Conseil d'Etat, Section, du 9 mars 1951, 92004, publié au recueil Lebon

Texte intégral

RÉPUBLIQUE FRANCAISE
AU NOM DU PEUPLE FRANCAIS

Vu la requête sommaire et le mémoire ampliatif présentés pour la Société des concerts du conservatoire, dont le siège social est ..., ladite requête et ledit mémoire enregistrés les 4 août 1947 et 21 janvier 1948 au secrétariat du contentieux du Conseil d'Etat et tendant à ce qu'il plaise au Conseil annuler la décision implicite résultant du silence gardé pendant plus de quatre mois par le Président du conseil des ministres et par laquelle celui-ci a rejeté la demande d'indemnité de la société requérante en réparation du préjudice né de la suppression, par les services de la Radiodiffusion française, de la retransmission de ses concerts ; Vu l'ordonnance du 31 juillet 1945 ;
Considérant qu'il résulte de l'instruction qu'à la suite de la sanction infligée par le comité de direction de la société des concerts du Conservatoire, conformément aux statuts de celle-ci, à deux membres de cette association qui, au lieu d'assurer leur service dans son orchestre, ont, malgré la défense qui leur en avait été faite, prêté leur concours à un concert organisé à la radiodiffusion française le 15 janvier 1947, l'administration de la radiodiffusion française a décidé de suspendre toute retransmission radiophonique des concerts de la société requérante jusqu'à ce que le ministre chargé des Beaux-Arts se soit prononcé sur la demande de sanction qu'elle formulait contre le secrétaire général de ladite société ;
Considérant qu'en frappant la société requérante d'une mesure d'exclusion à raison des incidents susrelatés, sans qu'aucun motif tiré de l'intérêt général pût justifier cette décision, l'administration de la radiodiffusion française a usé de ses pouvoirs pour un autre but que celui en vue duquel ils lui sont conférés et a méconnu le principe d'égalité qui régit le fonctionnement des services publics et qui donnait à la société requérante, traitée jusqu'alors comme les autres grandes sociétés philharmoniques, vocation à être appelée, le cas échéant, à prêter son concours aux émissions de la radiodiffusion ; que cette faute engage la responsabilité de l'Etat ; que, compte tenu des éléments de préjudice dont la justification est apportée par la société requérante, il sera fait une juste appréciation des circonstances de la cause en condamnant l'Etat à payer à la société des concerts du Conservatoire une indemnité de 50.000 francs, avec intérêts au taux légal à compter du 24 février 1947, date de la réception de sa demande de dommages-intérêts par le président du conseil des ministres ;
DECIDE : Article 1er - La décision implicite du président du conseil des ministres rejetant la demande d'indemnité de la société des concerts du Conservatoire est annulée.

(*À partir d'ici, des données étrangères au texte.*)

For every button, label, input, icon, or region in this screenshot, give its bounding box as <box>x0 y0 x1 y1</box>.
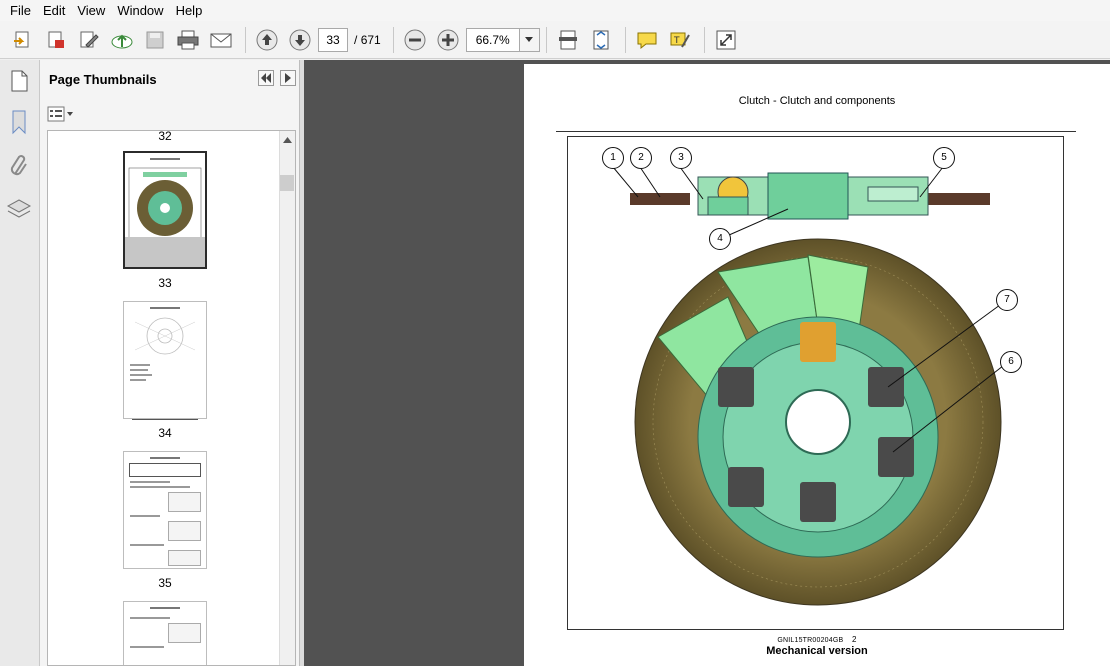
callout-6: 6 <box>1000 351 1022 373</box>
callout-7: 7 <box>996 289 1018 311</box>
print-button[interactable] <box>173 25 203 55</box>
zoom-select[interactable] <box>465 27 540 52</box>
upload-button[interactable] <box>107 25 137 55</box>
highlight-button[interactable]: T <box>665 25 695 55</box>
clutch-cross-section <box>630 172 990 220</box>
menu-window[interactable]: Window <box>111 0 169 21</box>
comment-icon <box>637 32 657 49</box>
callout-2: 2 <box>630 147 652 169</box>
toolbar: / 671 T <box>0 21 1110 59</box>
double-chevron-left-icon <box>261 73 271 83</box>
create-pdf-button[interactable] <box>41 25 71 55</box>
zoom-input[interactable] <box>466 28 519 51</box>
zoom-out-icon <box>404 29 426 50</box>
thumbnail-label-35: 35 <box>158 576 172 590</box>
arrow-up-icon <box>256 29 278 50</box>
page-icon[interactable] <box>6 68 32 97</box>
thumbnail-panel-title: Page Thumbnails <box>49 72 157 87</box>
menu-edit[interactable]: Edit <box>37 0 71 21</box>
email-button[interactable] <box>206 25 236 55</box>
document-page: Clutch - Clutch and components 1 2 3 4 5… <box>524 64 1110 666</box>
layers-icon[interactable] <box>6 196 32 225</box>
previous-page-button[interactable] <box>252 25 282 55</box>
open-file-button[interactable] <box>8 25 38 55</box>
scroll-mode-icon <box>558 30 577 49</box>
header-rule <box>556 131 1076 132</box>
thumbnail-label-34: 34 <box>158 426 172 440</box>
bookmark-icon[interactable] <box>6 108 32 139</box>
page-number-input[interactable] <box>318 27 348 52</box>
menu-bar: File Edit View Window Help <box>0 0 1110 21</box>
figure-caption: Mechanical version <box>766 645 868 657</box>
menu-file[interactable]: File <box>4 0 37 21</box>
chevron-right-icon <box>285 73 291 83</box>
thumbnail-panel: Page Thumbnails 32 33 34 35 <box>40 60 300 666</box>
figure-frame: 1 2 3 4 5 6 7 <box>567 136 1064 630</box>
panel-menu-button[interactable] <box>280 70 296 86</box>
callout-3: 3 <box>670 147 692 169</box>
cloud-upload-icon <box>111 34 133 48</box>
svg-text:T: T <box>673 36 680 46</box>
expand-icon <box>716 30 736 49</box>
toolbar-separator <box>703 26 705 53</box>
zoom-in-button[interactable] <box>433 25 463 55</box>
envelope-icon <box>210 33 232 47</box>
callout-1: 1 <box>602 147 624 169</box>
thumbnail-page-34[interactable] <box>123 301 207 420</box>
clutch-disc-illustration <box>612 166 1009 606</box>
toolbar-separator <box>245 26 246 53</box>
create-pdf-icon <box>48 31 64 48</box>
fit-width-button[interactable] <box>553 25 583 55</box>
figure-code: GNIL15TR00204GB 2 <box>777 635 857 644</box>
toolbar-separator <box>624 26 626 53</box>
menu-help[interactable]: Help <box>170 0 209 21</box>
toolbar-separator <box>545 26 547 53</box>
thumbnail-label-32: 32 <box>158 130 172 143</box>
scrollbar-thumb[interactable] <box>280 175 294 191</box>
options-list-icon <box>47 106 73 122</box>
fit-page-button[interactable] <box>586 25 616 55</box>
callout-4: 4 <box>709 228 731 250</box>
page-header: Clutch - Clutch and components <box>738 95 896 107</box>
full-screen-button[interactable] <box>711 25 741 55</box>
toolbar-separator <box>392 26 394 53</box>
save-button[interactable] <box>140 25 170 55</box>
thumbnail-disc-image <box>128 167 202 241</box>
edit-pencil-icon <box>80 31 99 48</box>
fit-page-icon <box>593 30 609 49</box>
callout-5: 5 <box>933 147 955 169</box>
highlighter-icon: T <box>670 32 690 48</box>
comment-button[interactable] <box>632 25 662 55</box>
document-view[interactable]: Clutch - Clutch and components 1 2 3 4 5… <box>304 60 1110 666</box>
thumbnail-page-33[interactable] <box>123 151 207 269</box>
paperclip-icon[interactable] <box>6 152 32 183</box>
page-count-label: / 671 <box>354 32 381 47</box>
thumbnail-options-button[interactable] <box>47 106 75 122</box>
thumbnail-list[interactable]: 32 33 34 35 <box>47 130 296 666</box>
thumbnail-diagram-image <box>134 317 196 355</box>
menu-view[interactable]: View <box>71 0 111 21</box>
thumbnail-label-33: 33 <box>158 276 172 290</box>
thumbnail-scrollbar[interactable] <box>279 131 295 665</box>
thumbnail-page-35[interactable] <box>123 451 207 569</box>
edit-pdf-button[interactable] <box>74 25 104 55</box>
thumbnail-page-36[interactable] <box>123 601 207 665</box>
collapse-panel-button[interactable] <box>258 70 274 86</box>
navigation-rail <box>0 60 40 666</box>
zoom-out-button[interactable] <box>400 25 430 55</box>
open-file-icon <box>14 31 29 47</box>
clutch-disc <box>634 238 1002 606</box>
arrow-down-icon <box>289 29 311 50</box>
save-icon <box>146 31 164 48</box>
printer-icon <box>177 30 199 49</box>
scroll-up-arrow-icon[interactable] <box>279 131 295 149</box>
next-page-button[interactable] <box>285 25 315 55</box>
chevron-down-icon[interactable] <box>518 28 539 51</box>
zoom-in-icon <box>437 29 459 50</box>
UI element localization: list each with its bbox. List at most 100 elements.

Article 2 - L'Etat paiera à ladite société une somme de 50.000 francs, laquelle portera intérêt, au taux légal, à compter du 24 février 1947. Article 3 - Le surplus des conclusions de la requête est rejeté. Article 4 - Les dépens seront supportés par l'Etat. Article 5 - Expédition de la présente décision sera transmise au ministre de l'Information.